Comcast Cynically Tugs on FCC Heartstrings With Missing Children Campaign

New on-demand initiative just doesn’t feel appropriate in an interactive television menu, stuck between “The Sopranos” and “Avatar”

In an obvious nod to curry favor with the FCC, Comcast proudly unveiled the latest use of its on-demand service this week.

Click down into the menu and you’ll find a new section devoted to missing children, right next to old television shows, dating profiles and the latest movies.

Comcast notes that “Missing Kids On Demand” is a groundbreaking public service initiative, intended to help find “an estimated 800,000 children (who) are reported as missing in the United States,” every year.

The program works with the National Center for Missing and Exploited Children and is run through more than 25 major cities, including Portland, Denver, and Washington, D.C.

It is modeled after a similar on demand program, “Police Blotter,” which has had a very high success rate, catching 90 suspects in about 1,400 cases.

Unfortunately, the whole way “Missing Kids On Demand” is handled is odd.

The first challenge is finding the button.

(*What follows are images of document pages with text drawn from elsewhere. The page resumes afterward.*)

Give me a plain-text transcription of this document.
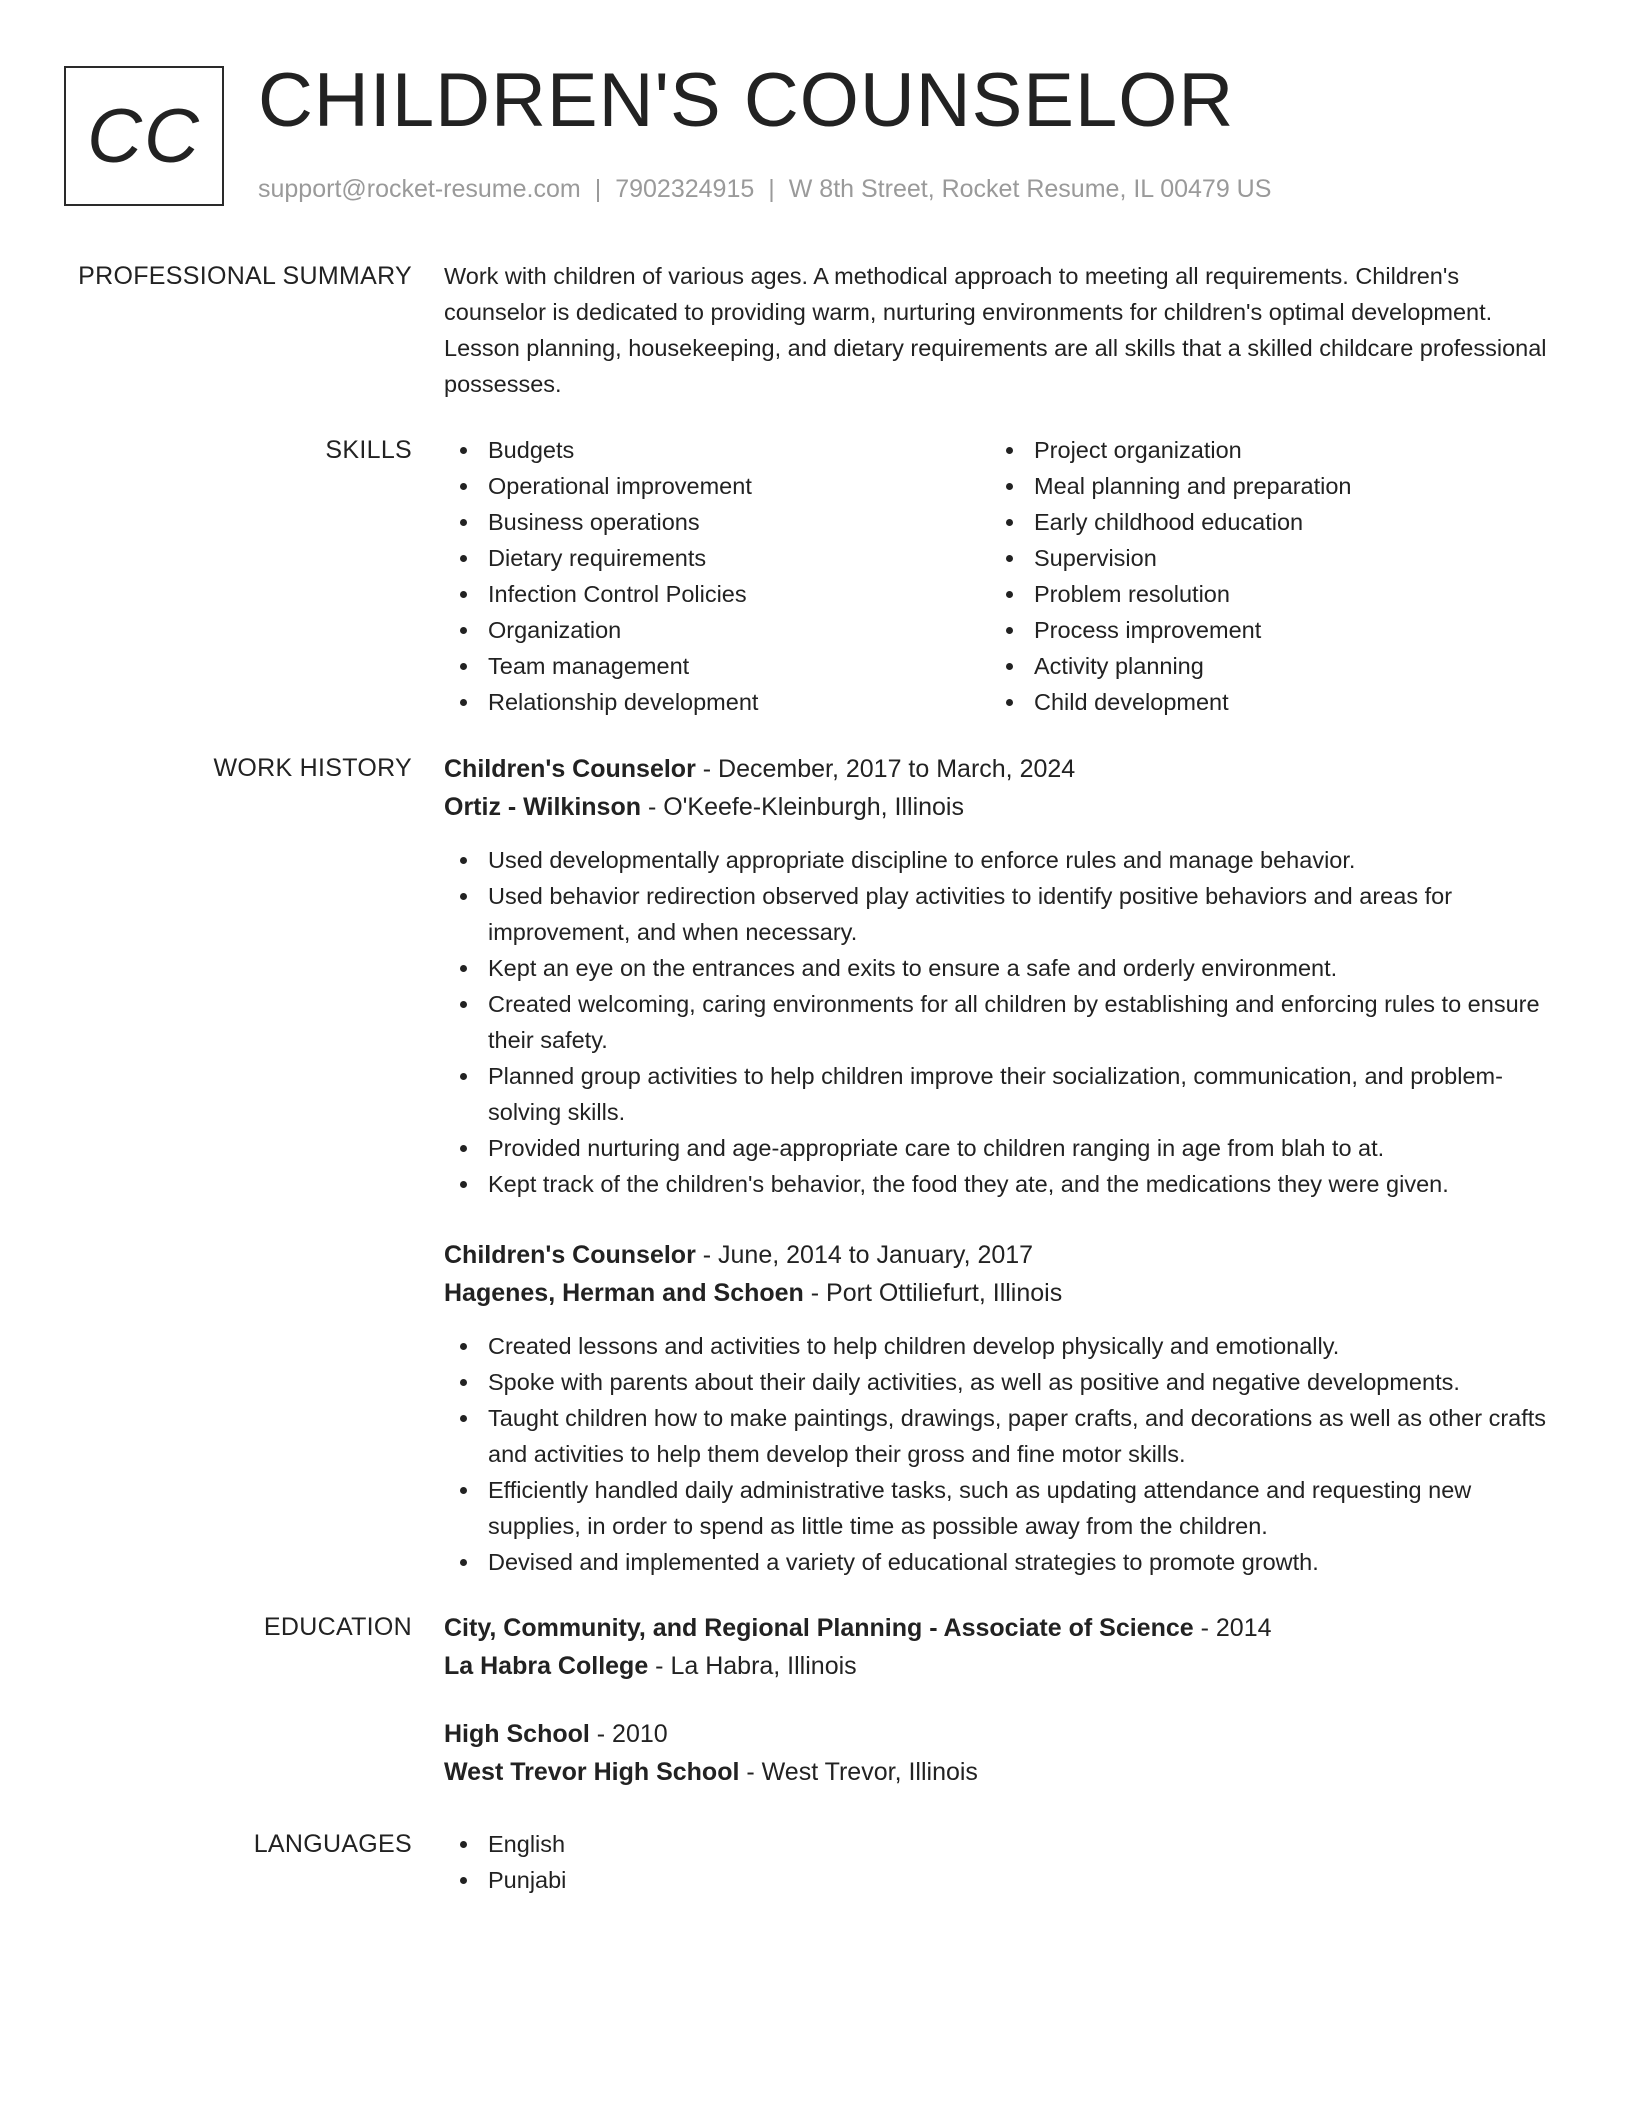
CC CHILDREN'S COUNSELOR
support@rocket-resume.com | 7902324915 | W 8th Street, Rocket Resume, IL 00479 US
PROFESSIONAL SUMMARY Work with children of various ages. A methodical approach to meeting all requirements. Children's counselor is dedicated to providing warm, nurturing environments for children's optimal development. Lesson planning, housekeeping, and dietary requirements are all skills that a skilled childcare professional possesses.

SKILLS	Budgets
Operational improvement
Business operations
Dietary requirements
Infection Control Policies
Organization
Team management
Relationship development
Project organization
Meal planning and preparation
Early childhood education
Supervision
Problem resolution
Process improvement
Activity planning
Child development
WORK HISTORY Children's Counselor - December, 2017 to March, 2024
Ortiz - Wilkinson - O'Keefe-Kleinburgh, Illinois
Used developmentally appropriate discipline to enforce rules and manage behavior.
Used behavior redirection observed play activities to identify positive behaviors and areas for improvement, and when necessary.
Kept an eye on the entrances and exits to ensure a safe and orderly environment.
Created welcoming, caring environments for all children by establishing and enforcing rules to ensure their safety.
Planned group activities to help children improve their socialization, communication, and problem-solving skills.
Provided nurturing and age-appropriate care to children ranging in age from blah to at.
Kept track of the children's behavior, the food they ate, and the medications they were given.
Children's Counselor - June, 2014 to January, 2017
Hagenes, Herman and Schoen - Port Ottiliefurt, Illinois
Created lessons and activities to help children develop physically and emotionally.
Spoke with parents about their daily activities, as well as positive and negative developments.
Taught children how to make paintings, drawings, paper crafts, and decorations as well as other crafts and activities to help them develop their gross and fine motor skills.
Efficiently handled daily administrative tasks, such as updating attendance and requesting new supplies, in order to spend as little time as possible away from the children.
Devised and implemented a variety of educational strategies to promote growth.
EDUCATION City, Community, and Regional Planning - Associate of Science - 2014
La Habra College - La Habra, Illinois
High School - 2010
West Trevor High School - West Trevor, Illinois
LANGUAGES	English
Punjabi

Drill down into the Comcast On Demand menu and it’s a bit of a search.

Then, once you do find the Missing Kids button, you can click on any of the children listed. (There were 20 on the day I checked it out.)

Kids are not movie titles, however. Do you click on only one or should you click on all 20?

The presentation of each video is also upsetting.

Each child is shown in two images — one when they were last seen is displayed next to an image digitally altered to show how the child might look now, years later.

It is a strange juxtaposition. Add the dramatic music, heart-rending film footage of a toddler's empty shoes and urgent narration, and the two- to three-minute clips border on sensationalistic.

Certainly, this effort is well-intentioned, but it raises questions for anyone who has followed the issue.

Just like the pictures on the milk cartons of years gone by, the on-demand videos strike me as a fumbling attempt to publicize an important issue. There are better ways to do this, however: Witness the continued success of shows like “America’s Most Wanted.”

The subject doesn’t feel appropriate in an interactive television menu, stuck between “The Sopranos” and “Avatar.”

Nor does it seem to me that watching missing-children profiles is what people do while enjoying their leisure time. I can’t help but be cynical about Comcast’s motives and timing.